Now here's the magic. When you do math on a TRUE or FALSE, it converts into a number; TRUE becomes 1 and FALSE becomes 0. When we multiply each element of the arrays to each other, remembering how TRUEs and FALSEs are treated, we get
{1,2,3,4,5,6,0,0,9,10,11,0,0,14,15,16,17,0,0,0,0,0,0,0,0,0}
Every column that had a value gets the column number. Every column that had no value gets a zero. We have a 26 element array with column numbers and zeros. This array gets jammed into a LARGE function that returns the fifth largest value. What's the fifth largest value in this array? It's 11.
The 11 gets jammed into and INDEX function to return the 11th cell of A3:Z3, which is K3.
K3 gets tacked onto Z3 to make Z3:K3 and that gets converted to K3:Z3.

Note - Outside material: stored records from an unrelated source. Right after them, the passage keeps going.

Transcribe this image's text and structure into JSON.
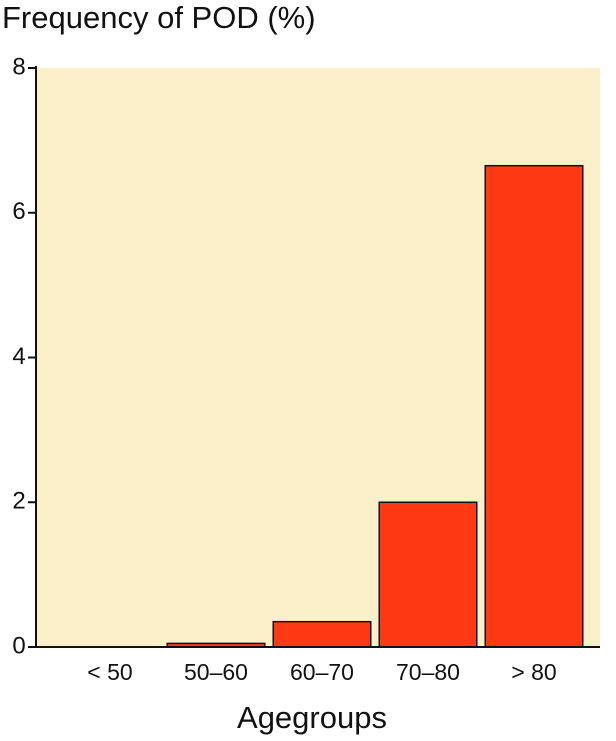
{
  "chart_data": {
    "type": "bar",
    "title": "Frequency of  POD (%)",
    "x_label": "Agegroups",
    "categories": [
      "< 50",
      "50–60",
      "60–70",
      "70–80",
      "> 80"
    ],
    "values": [
      0,
      0.05,
      0.35,
      2.0,
      6.65
    ],
    "color": "#ff3a12",
    "background": "#fbf0c9",
    "ylim": [
      0,
      8
    ],
    "yticks": [
      0,
      2,
      4,
      6,
      8
    ],
    "grid": false
  }
}
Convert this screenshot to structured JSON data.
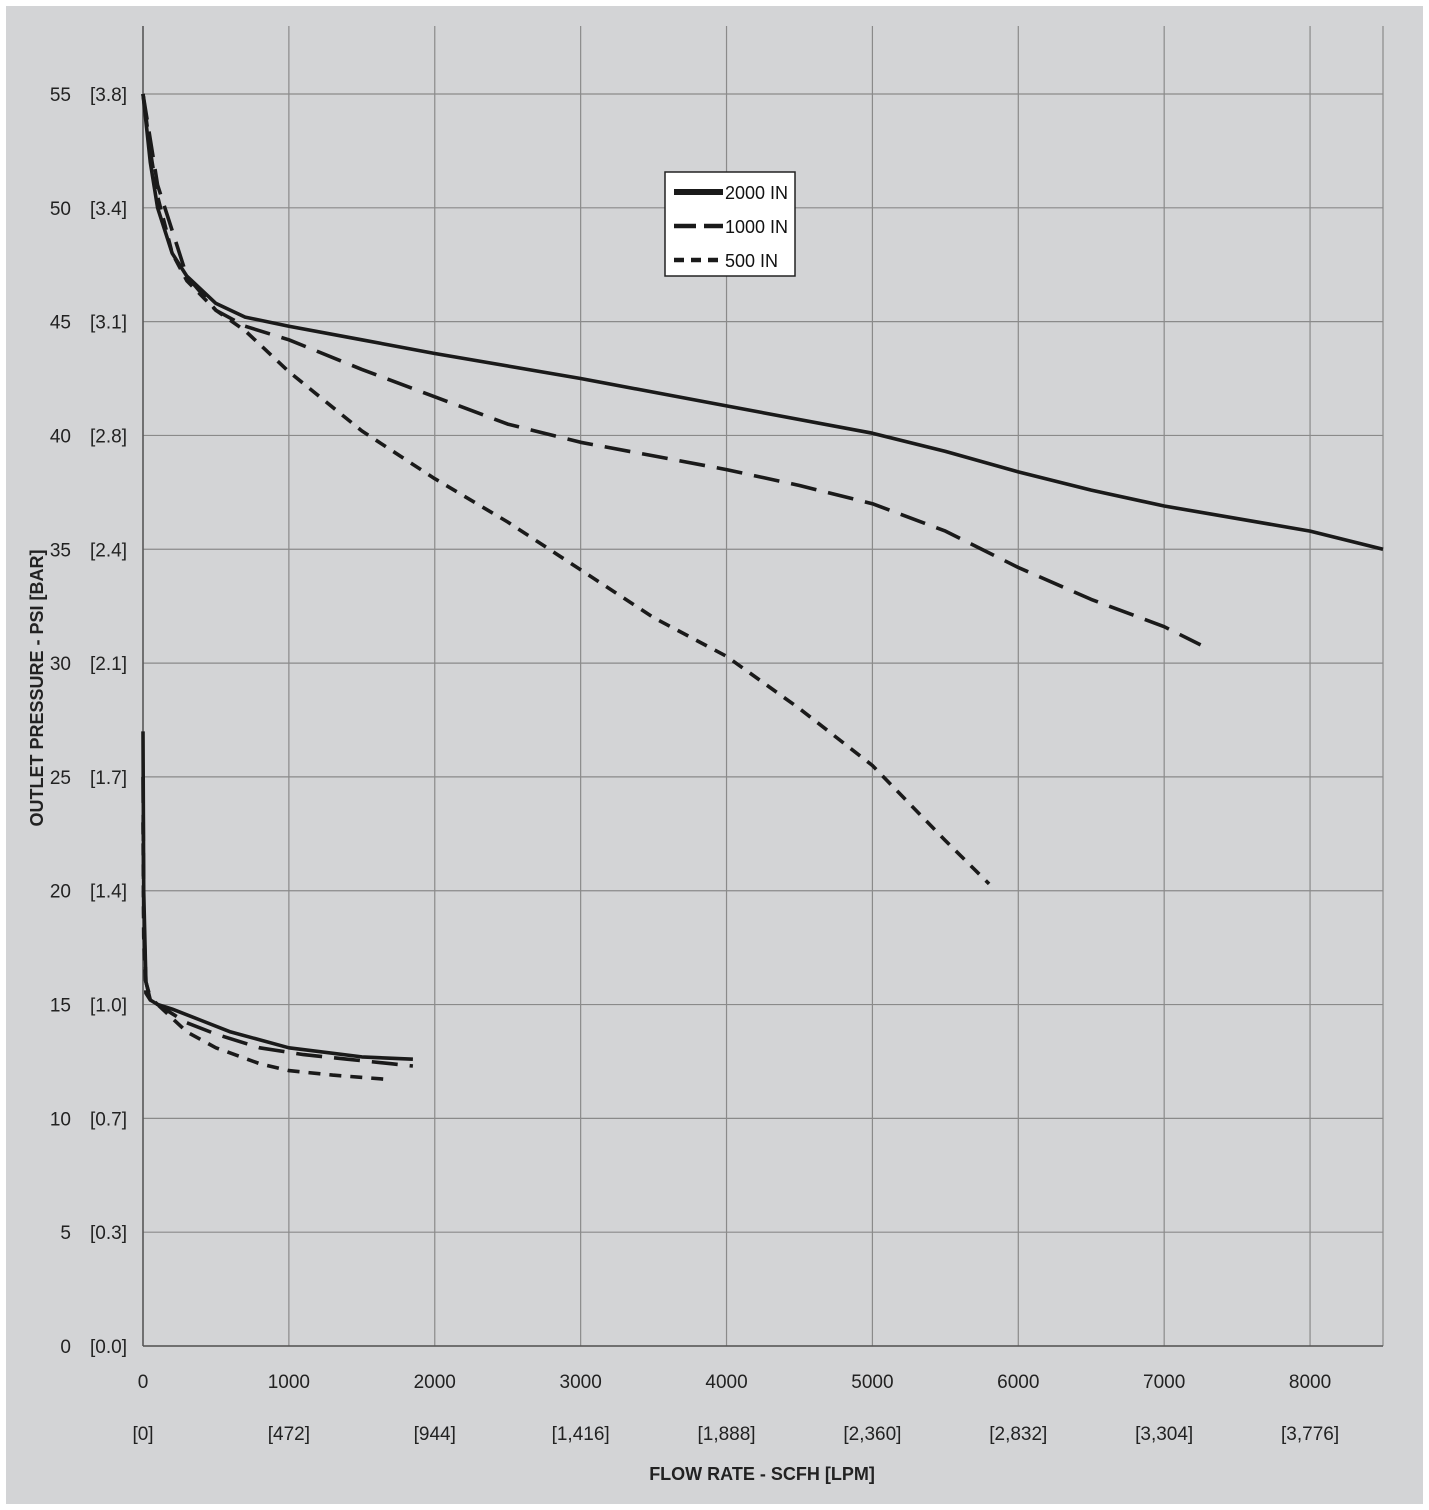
{
  "chart_data": {
    "type": "line",
    "title": "",
    "xlabel": "FLOW RATE - SCFH [LPM]",
    "ylabel": "OUTLET PRESSURE - PSI [BAR]",
    "xlim": [
      0,
      8500
    ],
    "ylim": [
      0,
      55
    ],
    "x_ticks": [
      "0",
      "1000",
      "2000",
      "3000",
      "4000",
      "5000",
      "6000",
      "7000",
      "8000"
    ],
    "x_ticks_secondary": [
      "[0]",
      "[472]",
      "[944]",
      "[1,416]",
      "[1,888]",
      "[2,360]",
      "[2,832]",
      "[3,304]",
      "[3,776]"
    ],
    "y_ticks": [
      "0",
      "5",
      "10",
      "15",
      "20",
      "25",
      "30",
      "35",
      "40",
      "45",
      "50",
      "55"
    ],
    "y_ticks_secondary": [
      "[0.0]",
      "[0.3]",
      "[0.7]",
      "[1.0]",
      "[1.4]",
      "[1.7]",
      "[2.1]",
      "[2.4]",
      "[2.8]",
      "[3.1]",
      "[3.4]",
      "[3.8]"
    ],
    "grid": true,
    "legend_position": "top-center",
    "series": [
      {
        "name": "2000 IN",
        "style": "solid",
        "color": "#1a1a1a",
        "curves": [
          {
            "x": [
              0,
              50,
              100,
              200,
              300,
              500,
              700,
              1000,
              1500,
              2000,
              3000,
              4000,
              5000,
              5500,
              6000,
              6500,
              7000,
              8000,
              8500
            ],
            "y": [
              55,
              52,
              50,
              48,
              47,
              45.8,
              45.2,
              44.8,
              44.2,
              43.6,
              42.5,
              41.3,
              40.1,
              39.3,
              38.4,
              37.6,
              36.9,
              35.8,
              35
            ]
          },
          {
            "x": [
              0,
              5,
              20,
              50,
              100,
              200,
              400,
              600,
              1000,
              1500,
              1850
            ],
            "y": [
              27,
              20,
              16,
              15.2,
              15,
              14.8,
              14.3,
              13.8,
              13.1,
              12.7,
              12.6
            ]
          }
        ]
      },
      {
        "name": "1000 IN",
        "style": "dashed",
        "color": "#1a1a1a",
        "curves": [
          {
            "x": [
              0,
              50,
              100,
              200,
              300,
              500,
              700,
              1000,
              1500,
              2000,
              2500,
              3000,
              3500,
              4000,
              4500,
              5000,
              5500,
              6000,
              6500,
              7000,
              7250
            ],
            "y": [
              55,
              53,
              51,
              49,
              47,
              45.5,
              44.8,
              44.2,
              42.9,
              41.7,
              40.5,
              39.7,
              39.1,
              38.5,
              37.8,
              37,
              35.8,
              34.2,
              32.8,
              31.6,
              30.8
            ]
          },
          {
            "x": [
              0,
              5,
              20,
              50,
              100,
              200,
              300,
              500,
              800,
              1100,
              1400,
              1700,
              1850
            ],
            "y": [
              25,
              19,
              16,
              15.3,
              15,
              14.6,
              14.2,
              13.7,
              13.1,
              12.8,
              12.6,
              12.4,
              12.3
            ]
          }
        ]
      },
      {
        "name": "500 IN",
        "style": "dotted",
        "color": "#1a1a1a",
        "curves": [
          {
            "x": [
              0,
              50,
              100,
              200,
              300,
              500,
              700,
              1000,
              1500,
              2000,
              2500,
              3000,
              3500,
              4000,
              4500,
              5000,
              5500,
              5800
            ],
            "y": [
              55,
              52.5,
              50.5,
              48,
              46.8,
              45.5,
              44.6,
              42.8,
              40.2,
              38.1,
              36.2,
              34.1,
              32,
              30.3,
              28,
              25.5,
              22.2,
              20.3
            ]
          },
          {
            "x": [
              0,
              5,
              20,
              50,
              100,
              200,
              300,
              500,
              800,
              1000,
              1300,
              1700
            ],
            "y": [
              23,
              18,
              15.5,
              15.2,
              15,
              14.4,
              13.8,
              13.1,
              12.4,
              12.1,
              11.9,
              11.7
            ]
          }
        ]
      }
    ]
  }
}
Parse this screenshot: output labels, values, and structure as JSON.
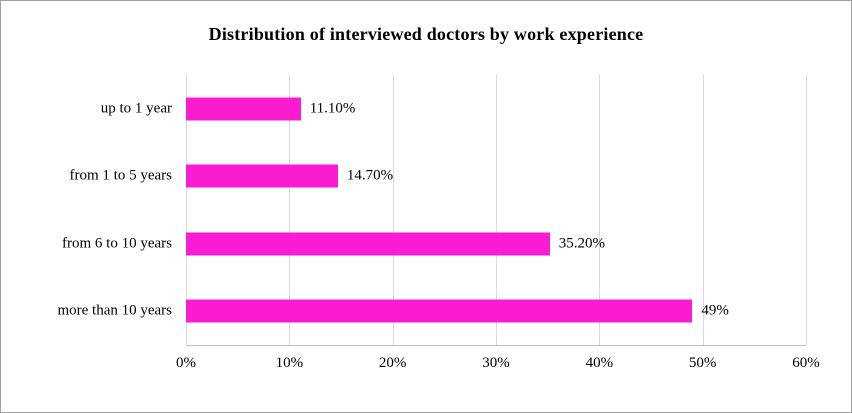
{
  "chart_data": {
    "type": "bar",
    "orientation": "horizontal",
    "title": "Distribution of interviewed doctors by work experience",
    "categories": [
      "up to 1 year",
      "from 1 to 5 years",
      "from 6 to 10 years",
      "more than 10 years"
    ],
    "values": [
      11.1,
      14.7,
      35.2,
      49
    ],
    "value_labels": [
      "11.10%",
      "14.70%",
      "35.20%",
      "49%"
    ],
    "xlabel": "",
    "ylabel": "",
    "xlim": [
      0,
      60
    ],
    "x_ticks": [
      "0%",
      "10%",
      "20%",
      "30%",
      "40%",
      "50%",
      "60%"
    ],
    "x_tick_values": [
      0,
      10,
      20,
      30,
      40,
      50,
      60
    ],
    "grid": true,
    "legend": "none",
    "bar_color": "#fb1bd0",
    "grid_color": "#d9d9d9",
    "axis_color": "#bfbfbf",
    "text_color": "#000000"
  }
}
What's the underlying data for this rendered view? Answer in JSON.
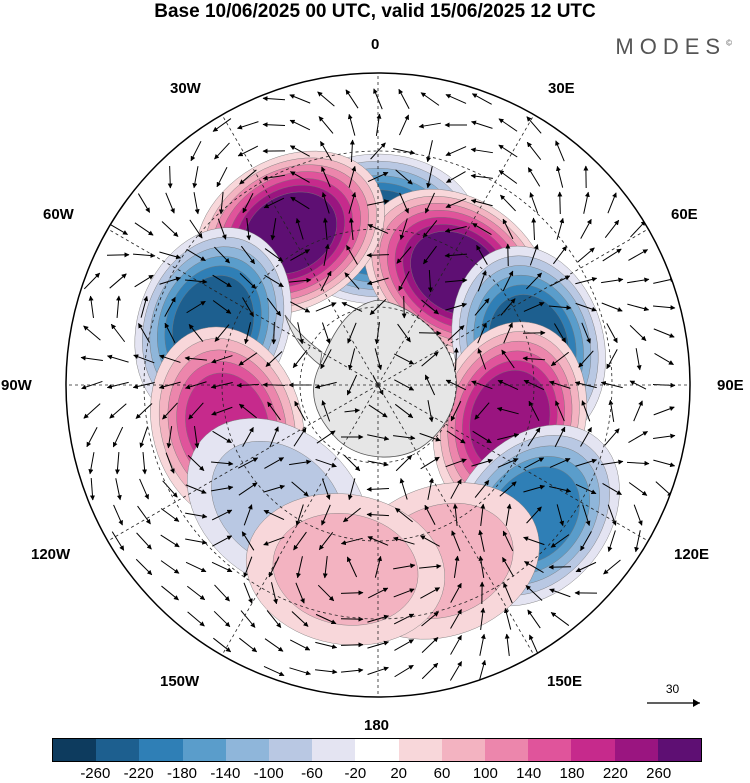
{
  "title": "Base 10/06/2025 00 UTC, valid 15/06/2025 12 UTC",
  "brand": "MODES",
  "brand_mark": "©",
  "longitude_labels": {
    "lon_0": "0",
    "lon_30e": "30E",
    "lon_60e": "60E",
    "lon_90e": "90E",
    "lon_120e": "120E",
    "lon_150e": "150E",
    "lon_180": "180",
    "lon_150w": "150W",
    "lon_120w": "120W",
    "lon_90w": "90W",
    "lon_60w": "60W",
    "lon_30w": "30W"
  },
  "reference_vector": "30",
  "colorbar": {
    "colors": [
      "#0d3b5e",
      "#1d5f8f",
      "#2f7fb6",
      "#5a9dcb",
      "#8fb6da",
      "#b9c8e3",
      "#e4e4f2",
      "#ffffff",
      "#f8d7da",
      "#f3b3c1",
      "#ec86ac",
      "#e0549b",
      "#c62a8c",
      "#9a1580",
      "#5e0f73"
    ],
    "labels": [
      "-260",
      "-220",
      "-180",
      "-140",
      "-100",
      "-60",
      "-20",
      "20",
      "60",
      "100",
      "140",
      "180",
      "220",
      "260"
    ]
  },
  "anomaly_centers": [
    {
      "lon": 0,
      "lat": -50,
      "value": -240
    },
    {
      "lon": 35,
      "lat": -55,
      "value": 260
    },
    {
      "lon": 75,
      "lat": -50,
      "value": -240
    },
    {
      "lon": 105,
      "lat": -55,
      "value": 220
    },
    {
      "lon": 130,
      "lat": -38,
      "value": -200
    },
    {
      "lon": 160,
      "lat": -42,
      "value": 80
    },
    {
      "lon": -30,
      "lat": -45,
      "value": 260
    },
    {
      "lon": -70,
      "lat": -45,
      "value": -220
    },
    {
      "lon": -105,
      "lat": -50,
      "value": 180
    },
    {
      "lon": -140,
      "lat": -50,
      "value": -80
    },
    {
      "lon": -170,
      "lat": -42,
      "value": 60
    }
  ]
}
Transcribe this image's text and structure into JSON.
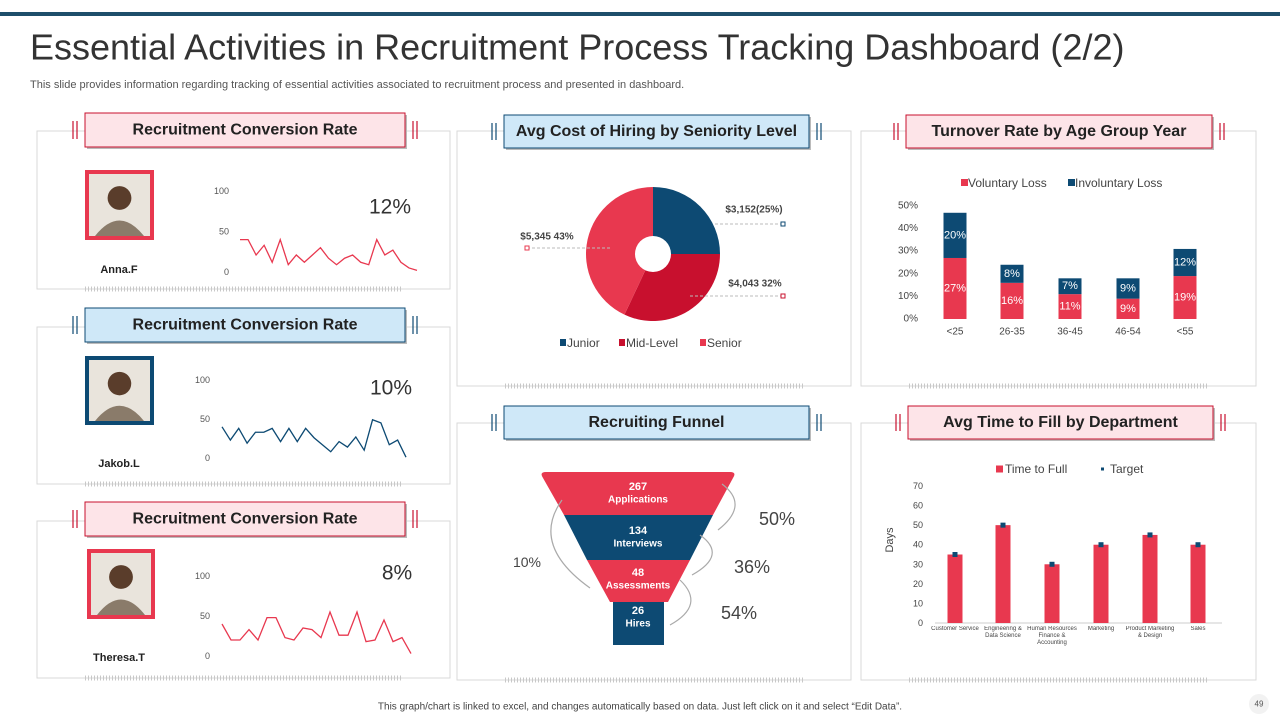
{
  "header": {
    "title": "Essential Activities in Recruitment Process Tracking Dashboard (2/2)",
    "subtitle": "This slide provides information regarding tracking of essential activities associated to recruitment process and presented in dashboard."
  },
  "footer": {
    "note": "This graph/chart is linked to excel, and changes automatically based on data. Just left click on it and select “Edit Data”.",
    "page": "49"
  },
  "chart_data": [
    {
      "type": "sparkline",
      "title": "Recruitment Conversion Rate",
      "person": "Anna.F",
      "kpi": "12%",
      "color": "#e8384f",
      "ylim": [
        0,
        100
      ],
      "yticks": [
        0,
        50,
        100
      ],
      "values": [
        40,
        40,
        21,
        33,
        12,
        40,
        9,
        21,
        12,
        21,
        30,
        17,
        9,
        17,
        21,
        12,
        9,
        40,
        21,
        27,
        12,
        5,
        2
      ]
    },
    {
      "type": "sparkline",
      "title": "Recruitment Conversion Rate",
      "person": "Jakob.L",
      "kpi": "10%",
      "color": "#0d4a73",
      "ylim": [
        0,
        100
      ],
      "yticks": [
        0,
        50,
        100
      ],
      "values": [
        40,
        23,
        38,
        19,
        33,
        33,
        38,
        21,
        38,
        21,
        38,
        26,
        17,
        8,
        21,
        14,
        27,
        10,
        49,
        45,
        17,
        23,
        1
      ]
    },
    {
      "type": "sparkline",
      "title": "Recruitment Conversion Rate",
      "person": "Theresa.T",
      "kpi": "8%",
      "color": "#e8384f",
      "ylim": [
        0,
        100
      ],
      "yticks": [
        0,
        50,
        100
      ],
      "values": [
        40,
        20,
        20,
        33,
        20,
        48,
        48,
        23,
        20,
        35,
        33,
        23,
        55,
        26,
        26,
        55,
        18,
        20,
        45,
        18,
        23,
        3
      ]
    },
    {
      "type": "pie",
      "title": "Avg Cost of Hiring by Seniority Level",
      "categories": [
        "Junior",
        "Mid-Level",
        "Senior"
      ],
      "values": [
        25,
        32,
        43
      ],
      "value_labels": [
        "$3,152(25%)",
        "$4,043 32%",
        "$5,345 43%"
      ],
      "colors": [
        "#0d4a73",
        "#c8102e",
        "#e8384f"
      ]
    },
    {
      "type": "stacked_bar",
      "title": "Turnover Rate by Age Group Year",
      "categories": [
        "<25",
        "26-35",
        "36-45",
        "46-54",
        "<55"
      ],
      "series": [
        {
          "name": "Voluntary Loss",
          "color": "#e8384f",
          "values": [
            27,
            16,
            11,
            9,
            19
          ],
          "value_labels": [
            "27%",
            "16%",
            "11%",
            "9%",
            "19%"
          ]
        },
        {
          "name": "Involuntary Loss",
          "color": "#0d4a73",
          "values": [
            20,
            8,
            7,
            9,
            12
          ],
          "value_labels": [
            "20%",
            "8%",
            "7%",
            "9%",
            "12%"
          ]
        }
      ],
      "ylim": [
        0,
        50
      ],
      "yticks": [
        {
          "value": 0,
          "label": "0%"
        },
        {
          "value": 10,
          "label": "10%"
        },
        {
          "value": 20,
          "label": "20%"
        },
        {
          "value": 30,
          "label": "30%"
        },
        {
          "value": 40,
          "label": "40%"
        },
        {
          "value": 50,
          "label": "50%"
        }
      ]
    },
    {
      "type": "bar_target",
      "title": "Avg Time to Fill by Department",
      "ylabel": "Days",
      "categories": [
        "Customer Service",
        "Engineering & Data Science",
        "Human Resources Finance & Accounting",
        "Marketing",
        "Product Marketing & Design",
        "Sales"
      ],
      "series": [
        {
          "name": "Time to Full",
          "color": "#e8384f",
          "values": [
            35,
            50,
            30,
            40,
            45,
            40
          ]
        },
        {
          "name": "Target",
          "color": "#0d4a73",
          "values": [
            35,
            50,
            30,
            40,
            45,
            40
          ]
        }
      ],
      "ylim": [
        0,
        70
      ],
      "yticks": [
        0,
        10,
        20,
        30,
        40,
        50,
        60,
        70
      ]
    }
  ],
  "funnel": {
    "title": "Recruiting Funnel",
    "stages": [
      {
        "value": 267,
        "label": "Applications"
      },
      {
        "value": 134,
        "label": "Interviews"
      },
      {
        "value": 48,
        "label": "Assessments"
      },
      {
        "value": 26,
        "label": "Hires"
      }
    ],
    "rates": [
      "50%",
      "36%",
      "54%",
      "10%"
    ]
  }
}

K3:Z3 gets jammed into a SUM function and returns 40, the sum of the last five scores. Elsewhere, K3:Z3 gets jammed into a LARGE(x,1) function to return the largest value in K3:Z3, or 14.
We take the sum, 40, subtract the large, 14, and get 26. Divide 26 by 4 and we get 6.5, the number in AB3.
And that's it. Now you know about array formulas, INDEX, LARGE, COUNT, and COLUMN. I assume you already knew about IF and SUM. Do you get how it works? OK smart guy. What do you need to change to get the best 4 out of 6?